At that point in the proof we have shown that $K_{\gamma_{0}} \neq \emptyset$, so we have a point $y_0$ such that $(1)$ is true with $L$ replaced by $\gamma_{0}$. We could try to show that $\gamma_{0} = L$, but the result would also follow if $\gamma_{0} \leq L$, because if the intersection in $(1)$ is non-empty, replacing $\gamma_{0}$ by $L$ only increases the radii of the balls, so the intersection with $L$ contains the intersection with $\gamma_{0}$ as a subset (in other words, $\|F(x)-y_0\| \leq \gamma_{0}\|x-x_0\|$ implies $\|F(x)-y_0\| \leq L\|x-x_0\|$).

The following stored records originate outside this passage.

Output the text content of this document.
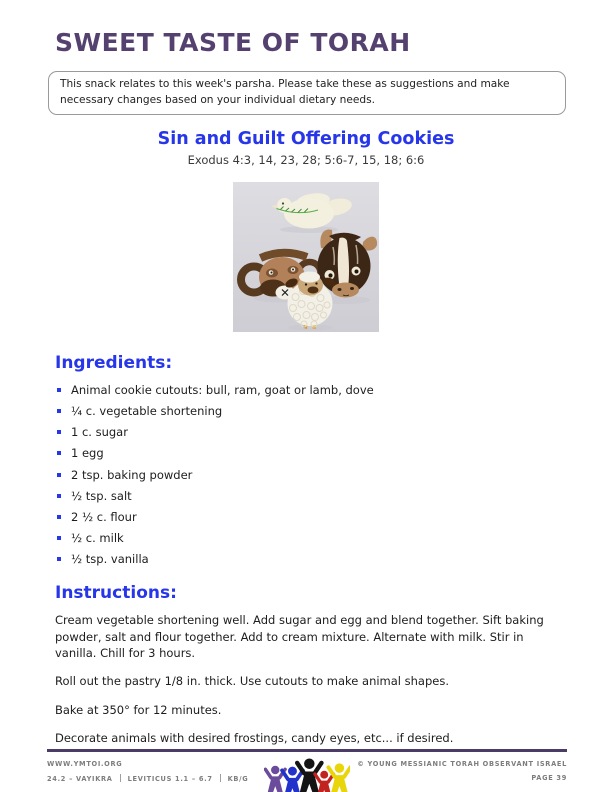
SWEET TASTE OF TORAH
This snack relates to this week's parsha. Please take these as suggestions and make necessary changes based on your individual dietary needs.
Sin and Guilt Offering Cookies
Exodus 4:3, 14, 23, 28; 5:6-7, 15, 18; 6:6
Ingredients:
Animal cookie cutouts: bull, ram, goat or lamb, dove
¼ c. vegetable shortening
1 c. sugar
1 egg
2 tsp. baking powder
½ tsp. salt
2 ½ c. flour
½ c. milk
½ tsp. vanilla
Instructions:

Cream vegetable shortening well. Add sugar and egg and blend together. Sift baking powder, salt and flour together. Add to cream mixture. Alternate with milk. Stir in vanilla. Chill for 3 hours.

Roll out the pastry 1/8 in. thick. Use cutouts to make animal shapes.

Bake at 350° for 12 minutes.

Decorate animals with desired frostings, candy eyes, etc... if desired.

WWW.YMTOI.ORG
24.2 – VAYIKRA LEVITICUS 1.1 – 6.7 KB/G
© YOUNG MESSIANIC TORAH OBSERVANT ISRAEL
PAGE 39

The existence of such a hyperplane is given by the hyperplane separation theorem, specifically by the version where you have two disjoint nonempty closed convex sets, at least one of which is compact. Here our two sets are $\{0\}$ and $\text{conv}\{y_i \colon \|y_i\| = \gamma_{0} r_i\}$. That version also guarantees the existence of a separating plane with positive distance to both sets, so we can choose a small $\epsilon$-ball around $0$ that is still fully separated from $\text{conv}\{y_i \colon \|y_i\| = \gamma_{0} r_i\}$ by that plane. The reason why this leads to a contradiction is because it allows us to choose a smaller scaling factor $\gamma' < \gamma_{0}$ that still satisfies $K_{\gamma'} \neq \emptyset$, which is impossible as $\gamma_{0}$ was chosen to be minimal in that regard. To see how, first note that $0$ is an inner point of those balls with $\|y_i\| < \gamma_{0} r_i$, so we can scale them down slighty and their intersection would still contain a neighborhood of $0$. For the other balls with $\|y_i\| = \gamma_{0} r_i$ we know that as we move from the origin to the orthogonal projection of the origin onto the separating hyperplane, the distance to all the $y_i$ decreases, so that the segment between $0$ and the projection of $0$ is contained in all those $B(y_i, \gamma r_i)$. Again we can scale those balls down slightly so that we still have points from that segment in the intersection, close enough to $0$ to make sure that they're also contained in the balls with $\|y_i\| < \gamma_{0} r_i$. This gives us a smaller scaling factor with a non-empty intersection and thus a contradiction.